OXFORD (WLBT) - New developments in the ongoing Dickie Scruggs, "justice for sale" scandal.
A federal civil lawsuit has been filed by attorney Bob Wilson, claiming Scruggs and others conspired with an unnamed former U.S. Senator to defraud him out of millions of dollars in legal fees.
The Wilson vs. Scruggs lawsuit claims, Scruggs, his son Zach, former District Attorney Ed Peters, Steve Patterson, Timothy Balducci and the unnamed former senator were involved in bribery, corruption of a public official, obstruction of justice, embezzlement and racketeering. A pattern of corruption over a period of time, that Wilson's attorney Bill Kirksey told WLBT News Tuesday, exists in this case.
The court document states that Hinds County Circuit Judge Bobby DeLaughter and a former U.S. senator joined the conspiracy, working with the Scruggs group in their attempt to thwart and defraud the U.S. District Court and Scruggs former law partner Bob Wilson. Scruggs and Wilson, of Tuscaloosa, Ala., once worked together suing asbestos companies. Wilson claimed Scruggs cheated him out of money and used it to fund a batch of landmark anti-tobacco lawsuits of the 1990s, in which Scruggs reportedly earned as much as $848 million. Wilson sued for a cut.

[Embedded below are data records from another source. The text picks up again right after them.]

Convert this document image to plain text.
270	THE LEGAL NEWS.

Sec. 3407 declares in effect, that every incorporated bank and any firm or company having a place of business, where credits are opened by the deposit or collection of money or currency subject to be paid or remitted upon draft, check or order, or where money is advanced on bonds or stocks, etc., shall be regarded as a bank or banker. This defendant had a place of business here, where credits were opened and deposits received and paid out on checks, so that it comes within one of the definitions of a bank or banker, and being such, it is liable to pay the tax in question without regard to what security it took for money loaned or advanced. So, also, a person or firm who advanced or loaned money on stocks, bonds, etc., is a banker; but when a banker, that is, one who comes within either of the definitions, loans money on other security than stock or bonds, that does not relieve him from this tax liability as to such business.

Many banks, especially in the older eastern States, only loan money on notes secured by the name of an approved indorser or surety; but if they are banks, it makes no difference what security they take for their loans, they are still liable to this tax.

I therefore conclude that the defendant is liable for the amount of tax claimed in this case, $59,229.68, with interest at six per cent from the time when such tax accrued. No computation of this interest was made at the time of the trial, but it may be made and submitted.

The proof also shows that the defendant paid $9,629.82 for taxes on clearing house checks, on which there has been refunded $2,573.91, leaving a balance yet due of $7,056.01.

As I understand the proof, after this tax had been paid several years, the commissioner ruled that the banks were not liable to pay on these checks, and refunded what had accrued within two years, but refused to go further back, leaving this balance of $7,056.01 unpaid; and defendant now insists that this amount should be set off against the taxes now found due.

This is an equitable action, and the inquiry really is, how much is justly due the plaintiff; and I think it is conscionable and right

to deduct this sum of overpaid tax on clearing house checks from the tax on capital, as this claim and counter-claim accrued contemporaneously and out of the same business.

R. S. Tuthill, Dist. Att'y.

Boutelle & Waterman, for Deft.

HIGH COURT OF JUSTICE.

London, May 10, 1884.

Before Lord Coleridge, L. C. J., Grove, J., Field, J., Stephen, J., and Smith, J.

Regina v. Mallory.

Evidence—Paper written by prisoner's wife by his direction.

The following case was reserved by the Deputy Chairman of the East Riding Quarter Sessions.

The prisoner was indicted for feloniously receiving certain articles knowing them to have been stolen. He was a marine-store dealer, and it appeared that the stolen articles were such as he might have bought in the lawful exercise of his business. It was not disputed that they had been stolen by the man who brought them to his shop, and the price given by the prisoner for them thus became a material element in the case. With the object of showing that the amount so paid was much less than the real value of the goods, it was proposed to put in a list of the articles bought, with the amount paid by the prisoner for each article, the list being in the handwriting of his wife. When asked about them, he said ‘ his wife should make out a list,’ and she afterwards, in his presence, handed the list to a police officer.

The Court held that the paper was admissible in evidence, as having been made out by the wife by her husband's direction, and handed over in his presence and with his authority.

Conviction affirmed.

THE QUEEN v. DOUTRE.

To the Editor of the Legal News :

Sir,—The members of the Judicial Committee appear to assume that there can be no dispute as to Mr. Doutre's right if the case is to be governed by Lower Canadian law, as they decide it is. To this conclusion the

The former senator is not identified in the Federal lawsuit. However, the only senator whose name has surfaced in a federal investigation into judicial bribery in Mississippi is Trent lott. Lott abruptly announced his resignation from the Senate November 26, 2007. Just two days later Senator Lott's brother-in-law, "Dickie" Scruggs, a high-profile trial lawyer best known for suing big tobacco and insurance companies, was indicted on bribery charges.
In August of 2006, DeLaughter ruled against Wilson and in favor of Scruggs. Judge DeLaughter rendered a zero judgement on asbestos fees in Scruggs favor against Wilson. One of Wilson's attorneys, Vicki Slater of Jackson, said the unnamed senator is Scruggs' brother-in-law, Trent Lott.
Bret Boyles, a spokesman with Lott's lobbying firm in Washington, D.C., said they learned about the lawsuit through the media and had no comment. Senator Lott and Judge DeLaughter have denied any wrongdoing.